Simplest multiworkspace

To get workspace running, you have to configure a couple of things:

  • databricks_mws_credentials - You can share a credentials (cross-account IAM role) configuration ID with multiple workspaces. It is not required to create a new one for each workspace.
  • databricks_mws_storage_configurations - You can share a root S3 bucket with multiple workspaces in a single account. You do not have to create new ones for each workspace. If you share a root S3 bucket for multiple workspaces in an account, data on the root S3 bucket is partitioned into separate directories by workspace.
  • databricks_mws_networks - (optional, but recommended) You can share one customer-managed VPC with multiple workspaces in a single account. You do not have to create a new VPC for each workspace. However, you cannot reuse subnets or security groups with other resources, including other workspaces or non-Databricks resources. If you plan to share one VPC with multiple workspaces, be sure to size your VPC and subnets accordingly.

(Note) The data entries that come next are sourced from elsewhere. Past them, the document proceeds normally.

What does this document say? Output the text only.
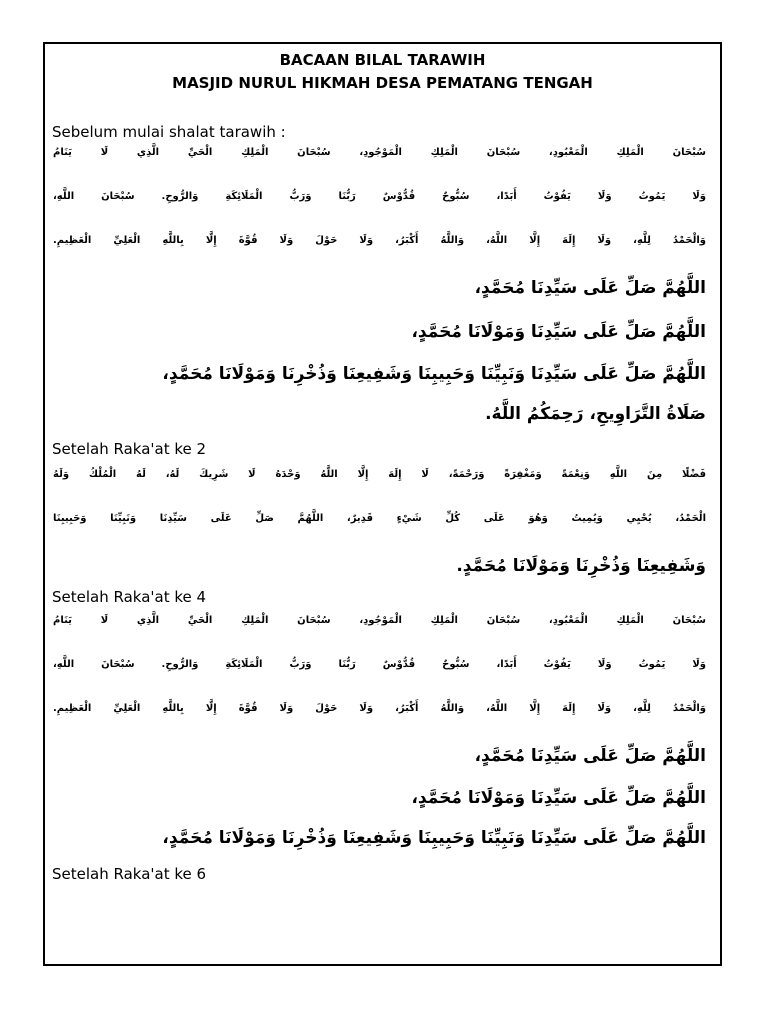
BACAAN BILAL TARAWIH
MASJID NURUL HIKMAH DESA PEMATANG TENGAH
Sebelum mulai shalat tarawih :
سُبْحَانَ الْمَلِكِ الْمَعْبُودِ، سُبْحَانَ الْمَلِكِ الْمَوْجُودِ، سُبْحَانَ الْمَلِكِ الْحَيِّ الَّذِي لَا يَنَامُ
وَلَا يَمُوتُ وَلَا يَفُوْتُ أَبَدًا، سُبُّوحٌ قُدُّوْسٌ رَبُّنَا وَرَبُّ الْمَلَائِكَةِ وَالرُّوحِ. سُبْحَانَ اللَّهِ،
وَالْحَمْدُ لِلَّهِ، وَلَا إِلَهَ إِلَّا اللَّهُ، وَاللَّهُ أَكْبَرُ، وَلَا حَوْلَ وَلَا قُوَّةَ إِلَّا بِاللَّهِ الْعَلِيِّ الْعَظِيمِ.
اللَّهُمَّ صَلِّ عَلَى سَيِّدِنَا مُحَمَّدٍ،
اللَّهُمَّ صَلِّ عَلَى سَيِّدِنَا وَمَوْلَانَا مُحَمَّدٍ،
اللَّهُمَّ صَلِّ عَلَى سَيِّدِنَا وَنَبِيِّنَا وَحَبِيبِنَا وَشَفِيعِنَا وَذُخْرِنَا وَمَوْلَانَا مُحَمَّدٍ،
صَلَاةُ التَّرَاوِيحِ، رَحِمَكُمُ اللَّهُ.
Setelah Raka'at ke 2
فَضْلًا مِنَ اللَّهِ وَنِعْمَةً وَمَغْفِرَةً وَرَحْمَةً، لَا إِلَهَ إِلَّا اللَّهُ وَحْدَهُ لَا شَرِيكَ لَهُ، لَهُ الْمُلْكُ وَلَهُ
الْحَمْدُ، يُحْيِي وَيُمِيتُ وَهُوَ عَلَى كُلِّ شَيْءٍ قَدِيرٌ، اللَّهُمَّ صَلِّ عَلَى سَيِّدِنَا وَنَبِيِّنَا وَحَبِيبِنَا
وَشَفِيعِنَا وَذُخْرِنَا وَمَوْلَانَا مُحَمَّدٍ.
Setelah Raka'at ke 4
سُبْحَانَ الْمَلِكِ الْمَعْبُودِ، سُبْحَانَ الْمَلِكِ الْمَوْجُودِ، سُبْحَانَ الْمَلِكِ الْحَيِّ الَّذِي لَا يَنَامُ
وَلَا يَمُوتُ وَلَا يَفُوْتُ أَبَدًا، سُبُّوحٌ قُدُّوْسٌ رَبُّنَا وَرَبُّ الْمَلَائِكَةِ وَالرُّوحِ. سُبْحَانَ اللَّهِ،
وَالْحَمْدُ لِلَّهِ، وَلَا إِلَهَ إِلَّا اللَّهُ، وَاللَّهُ أَكْبَرُ، وَلَا حَوْلَ وَلَا قُوَّةَ إِلَّا بِاللَّهِ الْعَلِيِّ الْعَظِيمِ.
اللَّهُمَّ صَلِّ عَلَى سَيِّدِنَا مُحَمَّدٍ،
اللَّهُمَّ صَلِّ عَلَى سَيِّدِنَا وَمَوْلَانَا مُحَمَّدٍ،
اللَّهُمَّ صَلِّ عَلَى سَيِّدِنَا وَنَبِيِّنَا وَحَبِيبِنَا وَشَفِيعِنَا وَذُخْرِنَا وَمَوْلَانَا مُحَمَّدٍ،
Setelah Raka'at ke 6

Because a Databricks databricks_mws_networks encapsulates this information, you cannot reuse it across workspaces.
  • databricks_mws_customer_managed_keys - You can share a customer-managed key across workspaces.
variable "databricks_account_id" {
  description = "Account Id that could be found in the bottom left corner of https://accounts.cloud.databricks.com/"
}

provider "databricks" {
  alias = "mws"
  host  = "https://accounts.cloud.databricks.com"
}

// register cross-account ARN
resource "databricks_mws_credentials" "this" {
  provider         = databricks.mws
  account_id       = var.databricks_account_id
  credentials_name = "${var.prefix}-creds"
  role_arn         = var.crossaccount_arn
}

// register root bucket
resource "databricks_mws_storage_configurations" "this" {
  provider                   = databricks.mws
  account_id                 = var.databricks_account_id
  storage_configuration_name = "${var.prefix}-storage"
  bucket_name                = var.root_bucket
}

// register VPC
resource "databricks_mws_networks" "this" {
  provider           = databricks.mws
  account_id         = var.databricks_account_id
  network_name       = "${var.prefix}-network"
  vpc_id             = var.vpc_id
  subnet_ids         = var.subnets_private
  security_group_ids = [var.security_group]
}

// create workspace in given VPC with DBFS on root bucket
resource "databricks_mws_workspaces" "this" {
  provider        = databricks.mws
  account_id      = var.databricks_account_id
  workspace_name  = var.prefix
  deployment_name = var.prefix
  aws_region      = var.region

  credentials_id           = databricks_mws_credentials.this.credentials_id
  storage_configuration_id = databricks_mws_storage_configurations.this.storage_configuration_id
  network_id               = databricks_mws_networks.this.network_id

  token {}
}

output "databricks_token" {
  value     = databricks_mws_workspaces.this.token[0].token_value
  sensitive = true
}

Workspace with Databricks-Managed VPC

VPCs

By default, Databricks creates a VPC in your AWS account for each workspace. Databricks uses it for running clusters in the workspace. Optionally, you can use your VPC for the workspace, using the feature customer-managed VPC. Databricks recommends that you provide your VPC with databricks_mws_networks so that you can configure it according to your organization’s enterprise cloud standards while still conforming to Databricks requirements. You cannot migrate an existing workspace to your VPC. Please see the difference described through IAM policy actions on this page.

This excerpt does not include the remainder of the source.